340 Arbeitsplätze verloren
Elsa: "Noch nie so extreme Zahlungsunfähigkeit erlebt"

Das Aachener High-Tech-Unternehmen Elsa stellt am 1. Mai den Betrieb ein. Von der Schließung sind 340 Menschen in Aachen und München betroffen.

Reuters AACHEN. Der vorläufige Insolvenzverwalter Thomas Georg sagte am Mittwoch in Aachen: "Ich sehe keine andere Möglichkeit als die Stilllegung". Die Suche nach einem Investor sei ergebnislos verlaufen. "Im Unternehmen waren nach Verlusten im vergangenen Jahr von mehr als 50 Millionen Euro keinerlei liquide Mittel mehr vorhanden und sämtliche Ressourcen völlig ausgeschöpft", fügte er hinzu.

Die Verbindlichkeiten gegenüber Lieferanten bezifferte er mit rund 30 Millionen Euro. 340 Mitarbeiter seien von der Firmenschließung betroffen. Er werde noch am Mittwoch dem Amtsgericht Aachen die Eröffnung des Insolvenzverfahrens zum 1. Mai vorschlagen, sagte Georg.

Managementfehler schuld an Pleite

Managementfehler im größeren Umfang seien in erster Linie verantwortlich für die Pleite, sagte Georg. Hätte Vorstandschef und Firmengründer Theo Beisch, der 60 Prozent der Elsa-Aktien hält, das Insolvenzverfahren ein halbes Jahr früher beantragt, hätte es noch eine gute Lösung geben können.

"Eine so extreme Zahlungsunfähigkeit, wie hier schon zu Beginn des Insolvenzeröffnungsverfahrens herrschte, habe ich noch nie erlebt", so Georg. Um überhaupt ein "halbwegs geordnetes Konkursverfahren und die Verwertung des Warenlagers sicher zu stellen", sei ein Überbrückungskredit beantragt worden.

Ein Massekredit zur Abwicklung größerer Auftragsvolumen sei von den Banken nicht mehr bewilligt worden, sagte Georg. Die Auftragsbücher waren früheren Angaben zufolge gut gefüllt. Die Order konnten aber auf Grund fehlender Mittel nicht realisiert werden.

Möglicherweise 70 Arbeitsplätze zu retten

Derzeit werde geprüft, wie rund 70 Arbeitsplätze erhalten werden könnten, sagte Georg. Neben zwei geplanten Managament Buy-Outs in Teilbereichen habe ein schweizer Telekommunikationsunternehmen für den Kauf eines Teils der Telekommunikationssparte Interesse gezeigt.

Nachdem die Banken eine Stundung der Schuldenrückzahlung verweigert hatten und Verhandlungen mit einem potenziellen Investor in der gesetzlich vorgegebenen Frist von drei Wochen nicht abgeschlossen werden konnten, hatte die bis zum 2. April am Neuen Markt gehandelte Gesellschaft Ende Februar den Antrag auf Eröffnung eines Insolvenzverfahren gestellt. Ein Bankenpool hatte zum 15. Februar ein Kreditvolumen von 28 Millionen Euro gekündigt. Eine weitere Forderung eines anderen Institutes über zehn Millionen Euro wurde zum 30. März fällig.

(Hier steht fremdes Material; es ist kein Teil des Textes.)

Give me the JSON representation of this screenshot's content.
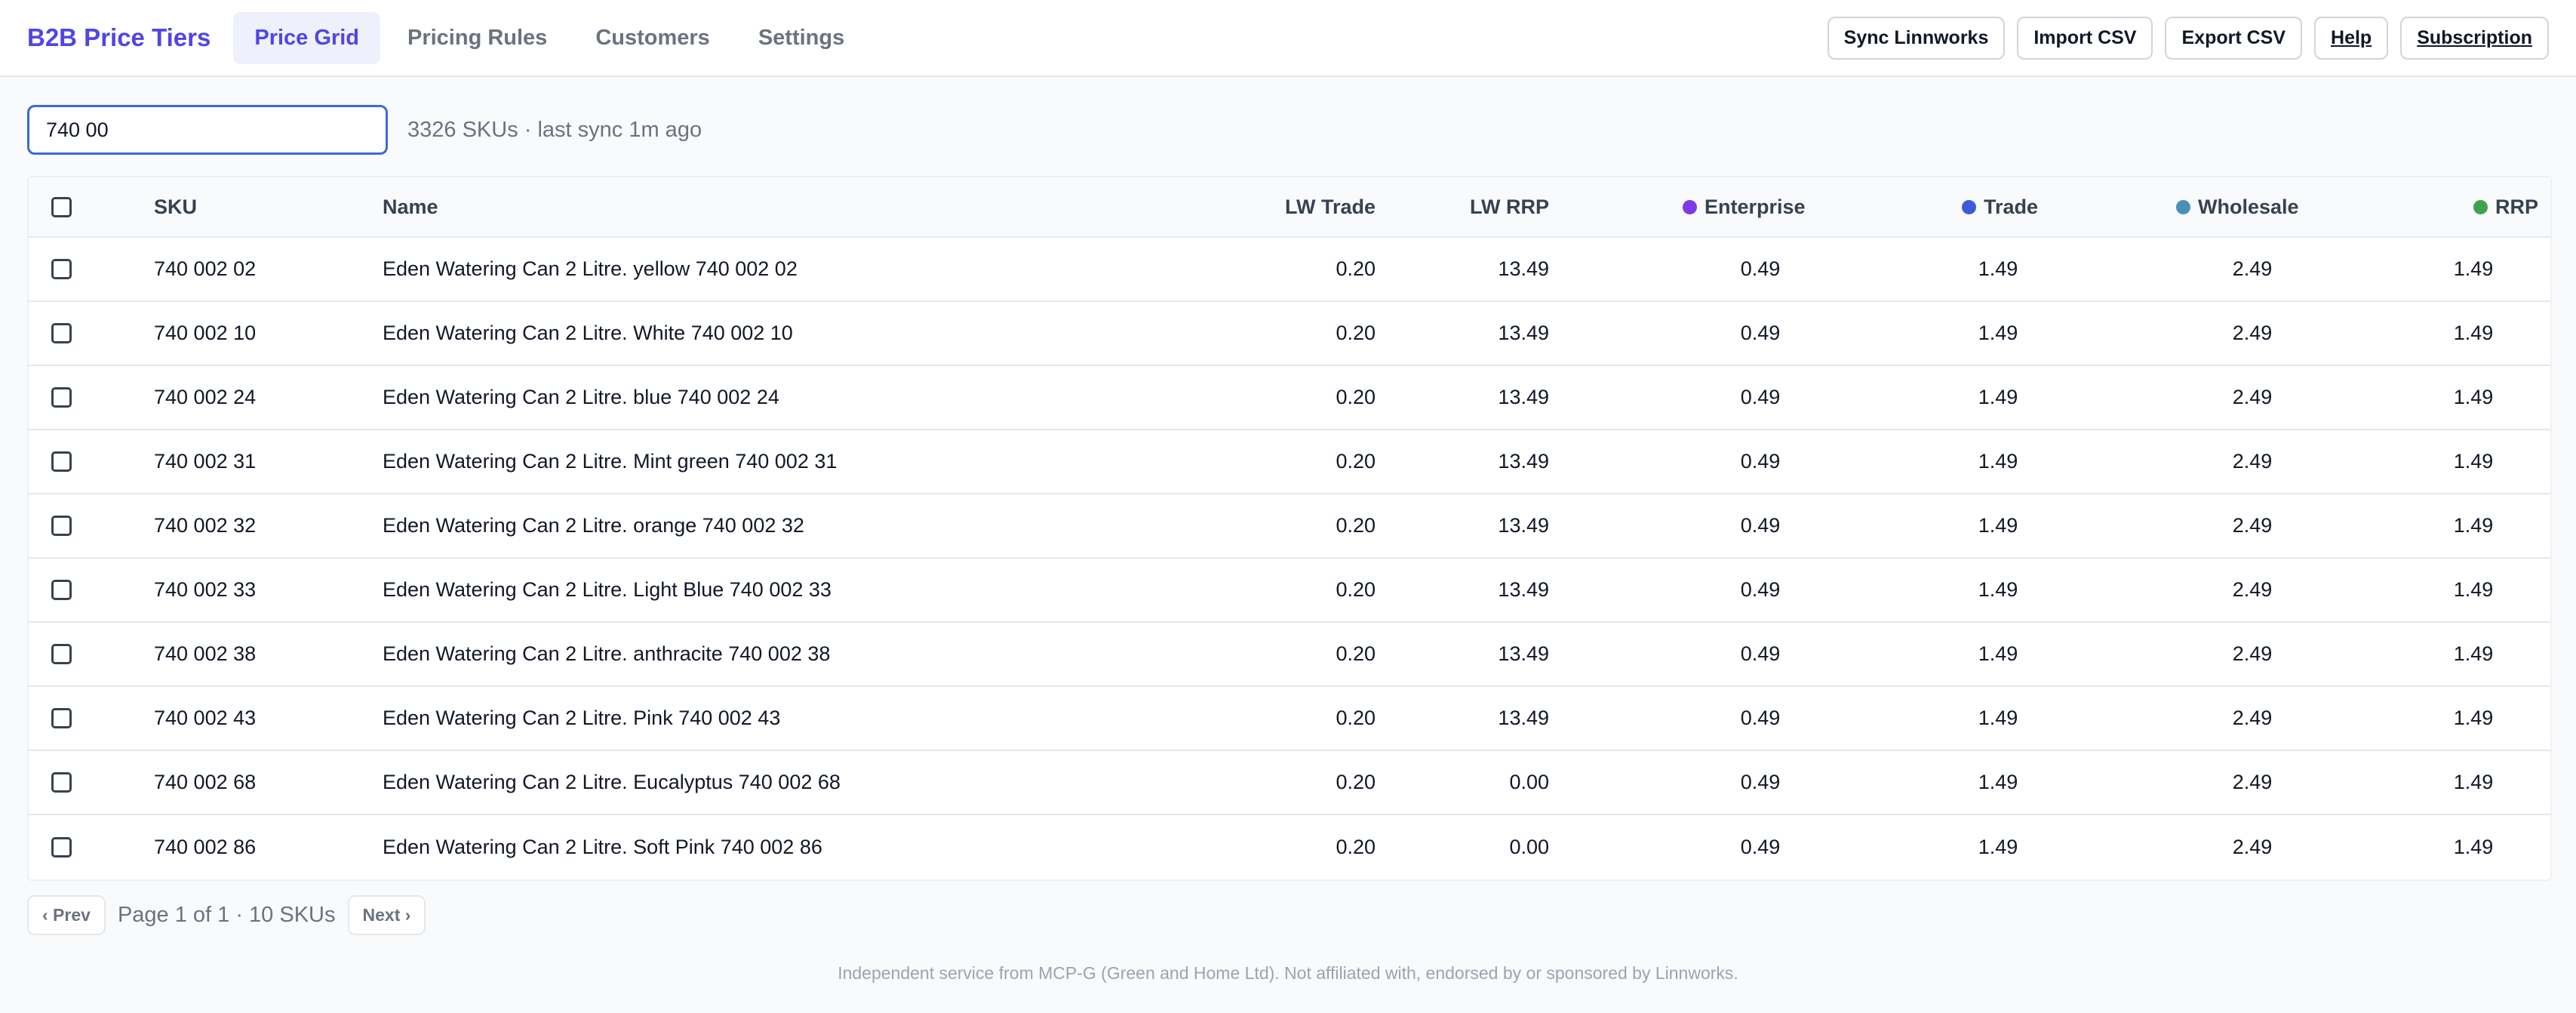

Zu dem Bankenpool gehören die Westdeutsche Landesbank Girozentrale (WestLB), ABN Amro Bank, Dresdner Bank und die Sparkasse Aachen, die Elsa an die Börse begleitet hatten. Das 1980 aus der Technischen Universität Aachen heraus gegründete Unternehmen war im Sommer 1998 an den Neuen Markt gegangen. Bis auf das Jahr 2000 verbuchte Elsa seitdem durch den Preisverfall in der Branche, die Asienkrise und Anlaufverluste beim Geschäftsaufbau in den USA und Asien Fehlbeträge.

Zum 2. April wechselte die Firma vom Neuen Markt in den Geregelten Markt. Die Aktie, ehemals mit über 25 Euro bewertet, notiert derzeit bei 0,45 Euro. Sie soll zunächst weiter gehandelt werden.